Right in the Centre - 25 more years, maybe?


By Ken Waddell

The Neepawa Banner

It’s been 25 years, as of October 23, since the first edition of the Neepawa Banner was published. We took over the Rivers Banner/Gazette/Reporter a few years later.Time didn’t exactly fly by, but maybe that’s because we weren’t having fun all the time.

Sometimes, during the tough times, time dragged on. So did the sleepless nights. But we made it through. Our biggest challenges were financial and we just about didn’t make it on two occasions. If it hadn’t been for my wife’s ability to manage cash flow, we wouldn’t have made it through the tough years.

This column is approximately the 1,300th one I have written. Some of the things I have learned and re-learned are things that we have tried to stick to for the past 25 years.

They say in real estate there are three things that count: location, location location! In newspapers there are three things that count: content, content, content!  And there are three kinds of content, the three-legged stool of a successful newspaper, editorials, news and and advertising. You need all three, otherwise you have a very shaky stool.
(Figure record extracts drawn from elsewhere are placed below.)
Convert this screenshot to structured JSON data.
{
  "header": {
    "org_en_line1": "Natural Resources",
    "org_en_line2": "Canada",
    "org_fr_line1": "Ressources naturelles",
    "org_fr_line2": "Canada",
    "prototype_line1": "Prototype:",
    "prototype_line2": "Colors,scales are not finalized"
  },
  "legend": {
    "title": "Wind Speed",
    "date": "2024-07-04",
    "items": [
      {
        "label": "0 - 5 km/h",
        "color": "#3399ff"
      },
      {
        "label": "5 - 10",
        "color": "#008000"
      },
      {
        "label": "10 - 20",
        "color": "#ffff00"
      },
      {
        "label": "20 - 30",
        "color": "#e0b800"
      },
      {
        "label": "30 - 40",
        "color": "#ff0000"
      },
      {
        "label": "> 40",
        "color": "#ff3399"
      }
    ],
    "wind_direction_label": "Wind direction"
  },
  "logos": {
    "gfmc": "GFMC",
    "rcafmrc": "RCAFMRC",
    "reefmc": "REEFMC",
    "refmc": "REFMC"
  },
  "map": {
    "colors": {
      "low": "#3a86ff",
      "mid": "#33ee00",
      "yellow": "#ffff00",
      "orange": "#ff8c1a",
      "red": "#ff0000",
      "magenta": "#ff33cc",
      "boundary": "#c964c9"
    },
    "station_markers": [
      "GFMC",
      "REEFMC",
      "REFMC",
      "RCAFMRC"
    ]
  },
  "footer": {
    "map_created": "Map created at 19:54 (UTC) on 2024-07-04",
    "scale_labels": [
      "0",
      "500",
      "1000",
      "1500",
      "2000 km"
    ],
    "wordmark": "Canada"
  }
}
A lot has changed in 25 years. The technology is totally different. We used to do type setting and cut and paste in the day when cutting meant actual cutting with scissors or a knife and pasting meant actual pasting with glue or hot wax. Now it’s totally desktop. We are proud to have been the first rural newspaper to go with digital photography and among the first to have full page digital pagination and among the first to send our pages to print in the electronic format.

There has been huge changes in newspaper ownership. Back in the day when we started the Neepawa Banner, almost all the papers in Manitoba were locally owned. That changed when Quebecor bought about 10 papers in central and eastern Manitoba. It changed again when Glacier bought a pile of papers in western Manitoba. It changed again when the Winnipeg Free Press group picked up about seven locally owned papers. There’s still some independent owners left and we are proud to count ourselves as independently owned. I personally am the oldest newspaper publisher in the province, as far as I know.

In a an article in the Editor and Publisher magazine this month, Tim Gallagher, a former Pultizer Prize winner with the Albuquerque Tribune said, “When I retired, I realized I had been working on Wall Street most of the time.” He worked for corporate share holder owned papers that traded on Wall Street and all they think about is profit. He adds, “To put it simply: A publicly traded newspaper company existed to make money while a locally owned company had a stake in making the community a better place to live.” He further adds, “In the days before newspapers belonged to stockholders, the stakes, rewards, systems and goals were different.”

Ain’t that the truth?

The corporate shareholder newspapers have largely ruined the newspaper business and they are paying dearly for it. Sales are down, page numbers are down, staffing numbers are down. Communities aren’t being well served by corporate papers.  In contrast, this newspaper’s sales and profits are increasing and we are thankful for it.

So what happens in the next 25 years? Certainly we will be more and more on the internet with Facebook, YouTube and web sites. But we will still have a paper product and I hope to be part of it for a long time to come.

I have never intended to retire. Should God leave me on this earth for that long, I hope to be here at our 50th anniversary. I will be 91 years old then but seeing as I have friends who are still working well into their 80s, maybe 91 is reachable. If it’s not, that’s OK too as we have good young people working for us and they can run the paper without us, at least some of the time. 

Another 25 years of writing, selling ads, print jobs and running the papers would be a good thing. At least I think so.